Before you left us, I joined Matthew’s band. You had never been more proud of me when I was in a signed band. To bad you couldn’t see any of the beautiful music we played. I went on a huge tour where we headlined, and people knew me by name. People come up to me on the street and recognize me. It’s an amazing feeling, to not just be “that gay kid” anymore. I’m a real name sake.
Bree is a little messed up right now. She acts as normal as usual, but she’s not. Her boyfriend cheated on her and now he has a baby on the way, and everyone knows it. She really needs some of your advice right now, because anything Clyde and I have to say don’t mean nearly as much as if they were coming from you.
Clyde is with Ruth again. They’re going to remarry, that’s how serious it is. I know it will kill him to watch her walk down that aisle, and know you’re not watching with him. They’re on their way to finally being happy. Last time, they were just to young. Now they’re smart. Maybe they’ll have kids. Something with your name in it. No, I know they’ll have kids some day, just not yet.

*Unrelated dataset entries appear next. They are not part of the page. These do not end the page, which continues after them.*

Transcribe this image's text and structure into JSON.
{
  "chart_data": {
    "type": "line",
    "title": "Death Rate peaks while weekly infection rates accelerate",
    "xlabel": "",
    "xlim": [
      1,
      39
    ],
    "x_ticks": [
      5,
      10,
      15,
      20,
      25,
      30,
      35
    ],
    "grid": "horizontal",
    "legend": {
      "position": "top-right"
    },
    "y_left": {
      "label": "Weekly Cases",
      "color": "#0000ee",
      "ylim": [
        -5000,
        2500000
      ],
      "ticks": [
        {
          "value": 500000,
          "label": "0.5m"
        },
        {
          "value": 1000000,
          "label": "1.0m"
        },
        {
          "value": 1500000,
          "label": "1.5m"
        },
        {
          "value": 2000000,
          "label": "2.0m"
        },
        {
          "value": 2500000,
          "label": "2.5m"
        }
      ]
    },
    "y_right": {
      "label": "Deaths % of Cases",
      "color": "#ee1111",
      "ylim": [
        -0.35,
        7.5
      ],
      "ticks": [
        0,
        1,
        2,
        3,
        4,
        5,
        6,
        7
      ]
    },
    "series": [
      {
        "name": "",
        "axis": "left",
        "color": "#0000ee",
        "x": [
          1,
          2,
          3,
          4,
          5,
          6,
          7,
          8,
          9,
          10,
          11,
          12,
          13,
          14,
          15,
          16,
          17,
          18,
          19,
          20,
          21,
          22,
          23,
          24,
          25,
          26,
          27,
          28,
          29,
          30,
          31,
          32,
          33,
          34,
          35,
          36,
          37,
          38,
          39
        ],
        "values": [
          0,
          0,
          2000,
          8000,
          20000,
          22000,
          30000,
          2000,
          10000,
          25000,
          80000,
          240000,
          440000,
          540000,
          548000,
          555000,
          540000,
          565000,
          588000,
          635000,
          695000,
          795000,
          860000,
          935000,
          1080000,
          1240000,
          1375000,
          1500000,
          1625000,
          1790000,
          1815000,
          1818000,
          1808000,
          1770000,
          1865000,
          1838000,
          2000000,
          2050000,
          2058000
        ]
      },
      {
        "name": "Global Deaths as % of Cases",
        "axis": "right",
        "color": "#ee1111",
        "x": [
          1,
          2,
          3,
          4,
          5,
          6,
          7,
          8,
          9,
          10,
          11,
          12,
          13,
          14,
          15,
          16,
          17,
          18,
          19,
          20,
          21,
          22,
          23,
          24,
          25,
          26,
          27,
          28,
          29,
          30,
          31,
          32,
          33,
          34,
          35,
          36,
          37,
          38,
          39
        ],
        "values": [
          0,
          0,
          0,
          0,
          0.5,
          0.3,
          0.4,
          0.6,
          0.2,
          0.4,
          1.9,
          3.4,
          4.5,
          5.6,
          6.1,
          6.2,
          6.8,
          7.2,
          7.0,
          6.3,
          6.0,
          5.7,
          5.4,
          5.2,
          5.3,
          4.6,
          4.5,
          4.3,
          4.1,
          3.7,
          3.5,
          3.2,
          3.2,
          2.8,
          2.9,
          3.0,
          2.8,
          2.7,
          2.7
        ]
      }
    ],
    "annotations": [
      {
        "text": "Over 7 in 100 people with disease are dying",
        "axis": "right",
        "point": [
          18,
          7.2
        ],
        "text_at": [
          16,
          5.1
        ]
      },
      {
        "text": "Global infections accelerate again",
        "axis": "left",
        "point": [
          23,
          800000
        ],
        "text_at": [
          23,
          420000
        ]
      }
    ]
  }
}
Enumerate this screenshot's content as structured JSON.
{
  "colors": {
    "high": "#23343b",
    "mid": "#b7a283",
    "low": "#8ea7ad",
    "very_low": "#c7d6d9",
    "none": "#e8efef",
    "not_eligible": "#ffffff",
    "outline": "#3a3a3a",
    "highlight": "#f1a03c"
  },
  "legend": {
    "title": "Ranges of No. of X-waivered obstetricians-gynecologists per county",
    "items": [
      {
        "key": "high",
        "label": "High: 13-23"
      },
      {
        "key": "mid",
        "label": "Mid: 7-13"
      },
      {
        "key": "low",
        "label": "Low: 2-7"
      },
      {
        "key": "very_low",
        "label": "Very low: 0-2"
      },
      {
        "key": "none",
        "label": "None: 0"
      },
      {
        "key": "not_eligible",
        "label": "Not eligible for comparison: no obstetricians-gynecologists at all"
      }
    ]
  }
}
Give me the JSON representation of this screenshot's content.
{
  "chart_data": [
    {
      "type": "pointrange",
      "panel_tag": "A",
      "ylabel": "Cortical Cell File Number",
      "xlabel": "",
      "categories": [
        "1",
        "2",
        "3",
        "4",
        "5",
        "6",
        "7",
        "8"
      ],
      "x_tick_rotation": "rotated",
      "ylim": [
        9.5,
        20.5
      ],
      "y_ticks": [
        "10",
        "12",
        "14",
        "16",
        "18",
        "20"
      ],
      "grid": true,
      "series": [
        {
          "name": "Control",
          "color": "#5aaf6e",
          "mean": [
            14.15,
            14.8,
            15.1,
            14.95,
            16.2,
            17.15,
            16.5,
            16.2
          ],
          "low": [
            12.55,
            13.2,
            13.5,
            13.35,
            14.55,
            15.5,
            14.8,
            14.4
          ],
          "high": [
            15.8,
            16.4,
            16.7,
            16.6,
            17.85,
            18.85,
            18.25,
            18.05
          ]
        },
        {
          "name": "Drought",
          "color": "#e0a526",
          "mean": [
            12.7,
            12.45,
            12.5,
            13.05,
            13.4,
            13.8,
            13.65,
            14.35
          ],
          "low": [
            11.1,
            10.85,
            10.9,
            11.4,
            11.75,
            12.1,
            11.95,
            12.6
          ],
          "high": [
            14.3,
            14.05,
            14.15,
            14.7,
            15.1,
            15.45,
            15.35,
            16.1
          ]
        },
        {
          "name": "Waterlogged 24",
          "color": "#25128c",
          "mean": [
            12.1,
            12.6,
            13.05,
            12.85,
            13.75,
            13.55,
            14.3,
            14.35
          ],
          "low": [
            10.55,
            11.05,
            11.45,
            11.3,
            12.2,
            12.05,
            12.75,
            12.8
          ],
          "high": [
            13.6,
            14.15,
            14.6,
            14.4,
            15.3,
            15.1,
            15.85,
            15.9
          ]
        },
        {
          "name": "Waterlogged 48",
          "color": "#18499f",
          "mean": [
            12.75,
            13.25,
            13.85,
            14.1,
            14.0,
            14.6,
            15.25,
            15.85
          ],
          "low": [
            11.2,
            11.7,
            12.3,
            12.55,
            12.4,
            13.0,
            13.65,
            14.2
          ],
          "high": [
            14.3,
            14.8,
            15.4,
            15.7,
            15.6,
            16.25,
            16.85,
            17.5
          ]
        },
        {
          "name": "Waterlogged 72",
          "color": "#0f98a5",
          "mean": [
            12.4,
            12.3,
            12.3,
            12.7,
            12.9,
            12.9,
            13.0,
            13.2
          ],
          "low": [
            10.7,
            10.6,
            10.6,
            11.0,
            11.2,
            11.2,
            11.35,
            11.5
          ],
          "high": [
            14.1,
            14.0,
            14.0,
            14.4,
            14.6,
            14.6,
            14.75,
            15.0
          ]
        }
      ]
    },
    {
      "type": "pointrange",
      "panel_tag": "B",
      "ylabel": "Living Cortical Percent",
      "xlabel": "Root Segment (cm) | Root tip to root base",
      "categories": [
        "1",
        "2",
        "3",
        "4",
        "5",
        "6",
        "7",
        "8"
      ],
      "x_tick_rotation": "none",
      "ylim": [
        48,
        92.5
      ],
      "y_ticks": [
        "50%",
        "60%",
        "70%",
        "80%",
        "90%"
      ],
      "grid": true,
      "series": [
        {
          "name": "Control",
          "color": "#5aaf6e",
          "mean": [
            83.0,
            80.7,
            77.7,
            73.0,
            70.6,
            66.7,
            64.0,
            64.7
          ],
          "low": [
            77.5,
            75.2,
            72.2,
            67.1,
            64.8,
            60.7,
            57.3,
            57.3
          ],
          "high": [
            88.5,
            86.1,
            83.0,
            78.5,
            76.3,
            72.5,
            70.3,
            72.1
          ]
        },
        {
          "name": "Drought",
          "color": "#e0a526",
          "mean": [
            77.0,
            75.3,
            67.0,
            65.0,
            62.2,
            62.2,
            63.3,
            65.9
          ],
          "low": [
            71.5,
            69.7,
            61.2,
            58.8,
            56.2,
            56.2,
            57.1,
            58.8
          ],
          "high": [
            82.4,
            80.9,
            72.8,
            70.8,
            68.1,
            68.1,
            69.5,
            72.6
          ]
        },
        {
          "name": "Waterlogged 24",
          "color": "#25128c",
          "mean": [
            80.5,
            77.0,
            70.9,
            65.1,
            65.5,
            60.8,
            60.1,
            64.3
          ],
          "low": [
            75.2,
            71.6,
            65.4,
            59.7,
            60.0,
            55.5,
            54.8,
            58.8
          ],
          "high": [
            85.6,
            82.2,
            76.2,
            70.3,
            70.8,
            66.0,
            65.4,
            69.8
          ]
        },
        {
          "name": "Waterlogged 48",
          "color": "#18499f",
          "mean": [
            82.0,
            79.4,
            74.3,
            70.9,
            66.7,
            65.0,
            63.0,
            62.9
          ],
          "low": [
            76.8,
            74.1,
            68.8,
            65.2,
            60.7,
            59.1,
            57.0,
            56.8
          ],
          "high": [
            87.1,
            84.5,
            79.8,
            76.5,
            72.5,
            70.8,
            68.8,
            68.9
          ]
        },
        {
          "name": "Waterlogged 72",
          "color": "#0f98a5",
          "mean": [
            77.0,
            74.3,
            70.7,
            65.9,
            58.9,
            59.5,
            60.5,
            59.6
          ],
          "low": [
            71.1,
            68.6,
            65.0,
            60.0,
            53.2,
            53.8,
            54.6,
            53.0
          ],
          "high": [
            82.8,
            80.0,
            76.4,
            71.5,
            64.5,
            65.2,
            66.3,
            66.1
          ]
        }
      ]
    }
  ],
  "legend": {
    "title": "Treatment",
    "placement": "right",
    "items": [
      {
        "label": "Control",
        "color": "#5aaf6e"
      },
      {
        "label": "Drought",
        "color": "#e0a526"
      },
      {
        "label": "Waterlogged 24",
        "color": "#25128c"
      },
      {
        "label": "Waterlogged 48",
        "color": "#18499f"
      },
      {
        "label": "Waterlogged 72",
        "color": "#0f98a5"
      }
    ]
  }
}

Kylin is always on a roller coaster. He was in jail when you passed, but you knew that. It killed him knowing so many months were taken from you two. He’s on parole right now, because he’s a good brother. He’s a little confused, I know. He’s going into his Senior year of High School, going to be a football star again. He’s been coming in and out of girlfriends. I think he wants your approval.
Sixx is still jobless. He had one for a little bit, but he got caught drinking on the job again. He doesn’t know how much time he’s waisting. He’s still with Tristyn, but she as big plans. She wants to be a mom, I can tell. He’s not ready for kids. At this rate, he’ll never be ready for kids. They live in a crappy apartment surviving off of her wages and unemployment. But for how long? He needs help, and I wish I could be the hand to push but I’m not. You were.
Cassandra. My baby sister Cassandra. Cassandra had to walk in on you, low on the bathroom floor. I’m surprised she couldn’t see the signs. You were going to take her to a movie. Did you kill yourself on purpose? She’ll never get that image out of her head. Her daddy, dead. Gone. In front of her eyes. She’s been a little confused. You can tell. She broke up with Ace a little after her tragic overdose. I guess she wanted to see how you felt. She got with a good boy a little later, Marilyn. He’s a Beckett kid. Sure, he’s no a7X kid, but if you would’ve wanted Cassy to be with anyone, you would’ve approved Marilyn over someone like… Emmit. I don’t know how into it she really is though. She doesn’t have to be into it though. She’s in high school. She’s allowed to change her mind.
After all this time I still miss you, and not thinking about it doesn’t make me miss you any less. It’s hard living without your dad. I can’t imagine what Christmas will be like… To a point, I don’t even want it to come. But I guess I’ll have to cope, because you’re not coming back. I’m sorry.